Wirtschaftsspionage: BSW fordert gleiche Maßstäbe bei Spionageschutz in Sachsen
Das Bündnis Sahra Wagenknecht warnt vor Risiken ausländischer Spionage bei Investitionen und fordert gleiche Maßstäbe für alle Herkunftsstaaten.
Das Bündnis Sahra Wagenknecht (BSW) im Sächsischen Landtag fordert gleiche Maßstäbe beim Umgang mit Wirtschaftsspionage .
Sie dürfe nicht danach bewertet werden, ob sie von einem politischen Partner oder Konkurrenten ausgehen könnte, betonte der Abgeordnete Bernd Rudolph. „Entscheidend muss allein sein, welche Zugriffsmöglichkeiten ausländische Staaten und ihre Nachrichtendienste tatsächlich besitzen und welche Risiken daraus für Sachsen entstehen.“ Rudolph hatte dazu eine Kleine Anfrage im Landtag gestellt und ausdrücklich nach Wirtschaftsspionage durch die USA, Israel und China gefragt. „Die Staatsregierung beschäftigt sich in ihrer Antwort ausführlich mit den gesetzlichen Zugriffsmöglichkeiten Chinas , zu den USA und Israel bleibt sie dagegen weitgehend stumm“, betonte Rudolph.

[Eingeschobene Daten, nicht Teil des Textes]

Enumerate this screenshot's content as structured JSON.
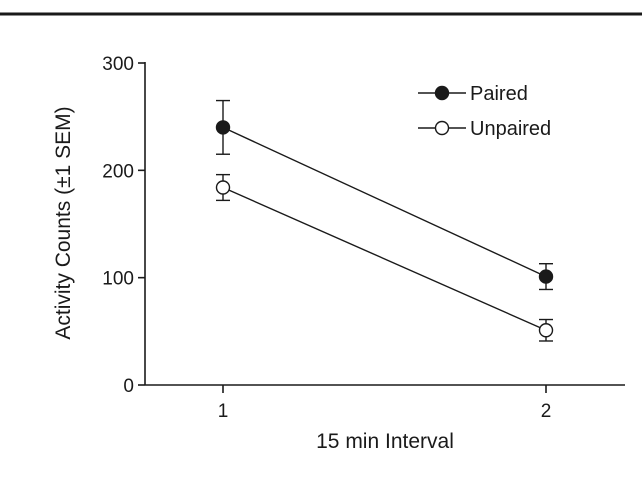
{
  "chart_data": {
    "type": "line",
    "title": "",
    "xlabel": "15 min Interval",
    "ylabel": "Activity Counts (±1 SEM)",
    "x": [
      1,
      2
    ],
    "xticks": [
      "1",
      "2"
    ],
    "yticks": [
      "0",
      "100",
      "200",
      "300"
    ],
    "xlim": [
      0.5,
      2.5
    ],
    "ylim": [
      0,
      300
    ],
    "grid": false,
    "legend_position": "top-right",
    "series": [
      {
        "name": "Paired",
        "marker": "filled-circle",
        "color": "#1a1a1a",
        "values": [
          240,
          101
        ],
        "errors": [
          25,
          12
        ]
      },
      {
        "name": "Unpaired",
        "marker": "open-circle",
        "color": "#1a1a1a",
        "values": [
          184,
          51
        ],
        "errors": [
          12,
          10
        ]
      }
    ]
  }
}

Ministerium rückt bei Wirtschaftsspionage China in den Fokus Nach Angaben des Innenministeriums verfolgt China ein „ambitioniertes und langfristiges Programm, um in zukunftsweisenden Branchen und Technologien Anschluss an die führenden Industrienationen zu erlangen“.
Chinas Fünf-Jahres Pläne und andere Strategiedokumente würden das klare Ziel vorgeben, dass China bis 2049 - zum 100.
Jahrestag der Gründung der Volksrepublik - zur weltweit führenden „Hightech-Nation“ werden soll.
Chinas Nachrichtendienste besäßen umfassende Zugriffs- und Durchgriffsrechte, um zur Erreichung des Ziels beizutragen.
Regierung zeigt sich sensibilisiert In der Antwort des Innenministeriums heißt es unter anderem: „Risiken, die sich aus den jeweiligen nationalen Sicherheits- oder Nachrichtendienstgesetzen der Herkunftsstaaten ergeben, sind aus Sicht des Verfassungsschutzes generell im Zusammenhang mit ausländischen Unternehmensbeteiligungen, Joint Ventures oder Forschungskooperationen und insbesondere bei Kooperationen in sicherheitsrelevanten oder technologisch besonders sensiblen Bereichen nicht außer Acht zu lassen.“ Rudolph hob hervor: „Gerade für einen Hochtechnologiestandort wie Sachsen ist das eine wichtige Feststellung.
Wo Halbleiter, Mikroelektronik und andere Schlüsseltechnologien entwickelt werden, müssen wir Betriebsgeheimnisse, Forschungswissen und sensible Daten wirksam vor dem Zugriff ausländischer Nachrichtendienste schützen.“ BSW: Gleiche Risiken nach gleichen Maßstäben bewerten Der BSW-Parlamentarier will nun nachhaken. „Ich möchte vom Innenministerium wissen, wie beispielsweise US-amerikanische Zugriffsrechte auf Daten und entsprechende israelische Sicherheits- und Nachrichtendienstgesetze in die Risikobewertung des sächsischen Verfassungsschutzes einfließen.“ Internationale Investitionen und Kooperationen seien für Sachsen wichtig.